Tuesday, June 8, 2010

trashtown

this afternoon i climbed to the top of a mountain of garbage, overlooking an urban slum in Malabon, where children played on top of the trash.

this evening i ate dinner at a shiny, glitzy mall, in the fanciest pizza hut I've ever seen in my life, with a bill that - while rather modest - could have fed dinner to dozens of kids in Malabon.  I have been thinking about money a lot lately, in case you can't tell.


visiting a slum - or a squatter community - or, to use the proper term, an informal settlement - was a pretty unexpected experience.  Unexpected because... well, I should probably wait a little longer to process everything i saw and smelled today, but whatever, I'll just write off the cuff here.  It was way more enjoyable than I'd expected.

that might sound terrible, I don't know, but when I think of communities of the urban poor in the global south, I think of the pictures on the pamphlets that ask you for money - malnourished children and dreadfully diseased families.  and i think of crime and violence and general misery.

and the community we visited today - well, let me start by saying that I don't mean to say it was rosy.  it certainly didn't smell like roses.  it was literally built on top of trash - an old pond filled with garbage until it was solid enough to construct ramshackle houses on - and it smelled like it.  and looked like it.  and as an informal settlement it has huge, huge problems.  regular flooding.  regular fires.  contaminated water supply.  flimsy, tiny houses.  hygiene issues. unmanaged human waste.  high incidence of preventable childhood diseases like diarrhea and dengue.  unemployment, of course, and poverty, and hunger, and uneducated children.

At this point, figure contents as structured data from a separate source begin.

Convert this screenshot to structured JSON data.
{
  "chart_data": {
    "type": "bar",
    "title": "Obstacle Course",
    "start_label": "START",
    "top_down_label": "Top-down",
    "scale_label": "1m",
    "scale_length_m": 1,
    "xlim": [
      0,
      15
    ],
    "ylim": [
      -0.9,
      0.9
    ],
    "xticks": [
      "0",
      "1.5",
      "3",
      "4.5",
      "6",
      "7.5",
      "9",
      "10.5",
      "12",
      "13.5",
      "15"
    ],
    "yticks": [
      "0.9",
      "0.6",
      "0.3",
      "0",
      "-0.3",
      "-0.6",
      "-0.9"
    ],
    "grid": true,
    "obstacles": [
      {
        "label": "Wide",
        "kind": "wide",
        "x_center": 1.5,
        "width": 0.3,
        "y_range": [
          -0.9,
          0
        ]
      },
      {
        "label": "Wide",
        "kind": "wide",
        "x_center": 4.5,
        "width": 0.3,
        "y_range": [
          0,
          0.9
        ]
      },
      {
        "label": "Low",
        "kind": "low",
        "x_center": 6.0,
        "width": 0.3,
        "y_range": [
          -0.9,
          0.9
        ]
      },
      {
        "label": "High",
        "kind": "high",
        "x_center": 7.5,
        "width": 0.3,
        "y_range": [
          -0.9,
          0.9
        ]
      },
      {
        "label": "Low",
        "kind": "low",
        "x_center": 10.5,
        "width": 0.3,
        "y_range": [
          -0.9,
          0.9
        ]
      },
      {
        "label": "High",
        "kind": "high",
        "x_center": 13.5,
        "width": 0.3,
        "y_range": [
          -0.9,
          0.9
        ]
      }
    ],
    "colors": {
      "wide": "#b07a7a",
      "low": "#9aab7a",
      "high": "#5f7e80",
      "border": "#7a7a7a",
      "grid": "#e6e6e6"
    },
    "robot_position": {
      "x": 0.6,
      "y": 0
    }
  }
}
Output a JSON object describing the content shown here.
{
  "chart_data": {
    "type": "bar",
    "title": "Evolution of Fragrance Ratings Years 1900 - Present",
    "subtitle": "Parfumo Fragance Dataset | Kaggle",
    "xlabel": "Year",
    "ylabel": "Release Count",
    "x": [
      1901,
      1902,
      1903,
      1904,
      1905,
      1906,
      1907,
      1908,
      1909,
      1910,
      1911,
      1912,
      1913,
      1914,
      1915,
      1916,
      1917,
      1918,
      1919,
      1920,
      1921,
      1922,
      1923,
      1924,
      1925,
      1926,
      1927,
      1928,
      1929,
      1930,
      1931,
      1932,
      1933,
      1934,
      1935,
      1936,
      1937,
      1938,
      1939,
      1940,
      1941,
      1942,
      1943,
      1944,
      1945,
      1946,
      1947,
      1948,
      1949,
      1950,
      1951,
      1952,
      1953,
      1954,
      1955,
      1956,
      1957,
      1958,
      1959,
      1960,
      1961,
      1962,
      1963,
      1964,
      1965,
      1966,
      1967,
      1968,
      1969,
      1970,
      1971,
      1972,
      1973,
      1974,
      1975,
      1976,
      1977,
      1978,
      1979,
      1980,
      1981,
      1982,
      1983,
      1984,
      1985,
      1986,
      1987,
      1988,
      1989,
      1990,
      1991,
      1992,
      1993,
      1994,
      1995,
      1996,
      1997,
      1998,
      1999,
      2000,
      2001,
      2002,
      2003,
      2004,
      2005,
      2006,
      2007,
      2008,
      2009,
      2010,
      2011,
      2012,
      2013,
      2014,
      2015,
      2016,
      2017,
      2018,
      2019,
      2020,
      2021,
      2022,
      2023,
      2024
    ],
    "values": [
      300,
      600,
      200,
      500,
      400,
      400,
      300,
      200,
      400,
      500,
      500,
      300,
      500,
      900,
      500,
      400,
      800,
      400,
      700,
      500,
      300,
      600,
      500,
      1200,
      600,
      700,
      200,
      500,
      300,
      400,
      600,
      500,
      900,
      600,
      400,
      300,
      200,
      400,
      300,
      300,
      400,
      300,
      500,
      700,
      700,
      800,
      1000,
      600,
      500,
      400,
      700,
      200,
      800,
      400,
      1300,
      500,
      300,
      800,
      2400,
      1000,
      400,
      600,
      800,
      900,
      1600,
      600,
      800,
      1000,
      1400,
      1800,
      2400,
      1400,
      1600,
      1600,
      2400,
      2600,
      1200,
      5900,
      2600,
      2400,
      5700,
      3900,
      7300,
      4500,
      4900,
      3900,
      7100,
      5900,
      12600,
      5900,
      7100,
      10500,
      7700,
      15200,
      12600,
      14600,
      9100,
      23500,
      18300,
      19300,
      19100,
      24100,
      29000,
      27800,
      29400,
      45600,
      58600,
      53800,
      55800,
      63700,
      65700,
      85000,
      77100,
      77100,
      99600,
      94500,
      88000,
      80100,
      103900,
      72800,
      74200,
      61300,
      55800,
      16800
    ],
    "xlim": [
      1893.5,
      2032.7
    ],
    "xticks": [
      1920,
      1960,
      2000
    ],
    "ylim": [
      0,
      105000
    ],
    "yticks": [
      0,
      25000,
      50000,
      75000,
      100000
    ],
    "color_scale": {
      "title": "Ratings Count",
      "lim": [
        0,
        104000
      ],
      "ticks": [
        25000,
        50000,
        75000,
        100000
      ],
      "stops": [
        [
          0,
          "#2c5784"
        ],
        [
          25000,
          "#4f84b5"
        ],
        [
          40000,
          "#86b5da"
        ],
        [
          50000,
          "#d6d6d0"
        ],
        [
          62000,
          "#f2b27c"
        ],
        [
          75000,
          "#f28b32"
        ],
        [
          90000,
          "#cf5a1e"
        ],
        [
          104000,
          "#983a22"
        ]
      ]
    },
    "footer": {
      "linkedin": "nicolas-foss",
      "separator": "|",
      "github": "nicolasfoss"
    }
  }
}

and see, doesn't that sound terrible?  i mean, it is.  it is terrible.  but if you read that catalog of challenges, you might picture a perfectly miserable community full of the ill, dying, dreary, depressed, starving and generally agonized.  i mean, that's what i pictured.

and instead, i found... people.  what an inane observation, but there ya go.  People - playing games, sleeping, doing each others' hair, cooking food, washing their children or their laundry, working, building houses, repairing houses, watching TV, watching youtube videos, laughing at the crazy foreigner.  children playing hopscotch (i forget the tagalog word) and, as soon as they saw me and my camera, chasing me down to mug for a picture and practice their english.  "What's your name?" "what's your name?"  "What's your name?"  "Hello!"  "Thank you!" "What your house?"  "What your age?"  "What your favorite animal?"  K said, "it's because you're so white," and then he laughed, and said, "so, SO white!"  and B, as American as me but far more Filipino, asked what it was like to be so obviously a foreigner.  I shrugged, and said for the fiftieth time, "Camila.  What's yours?"  And the children laughed, and their parents smiled, and I smiled back, and another kid asked, "What's your name?"

I guess the stupid, obvious lesson i learned today is that desperately poor communities are, in fact, still communities.  And not necessarily miserable ones, for all their problems.  Thursday K is taking me and B to another community that once was much like the Malabon settlement and now enjoys greater stability and healthier living conditions - so i bet my next obvious lesson will be that the problems can get better.  Get excited for more incisive observations like "people are people."

Anyway, I really am not trying to discredit or diminish the suffering caused by inadequate and unhealthy living conditions.  But i am trying to express - well, let me put it this way.  I thought I was going to have an expression of pained sympathy engraved on my face after spending two hours touring a slum community built on a dump and full of impoverished families.  And instead my face hurt from smiling so much.  and that surprised me.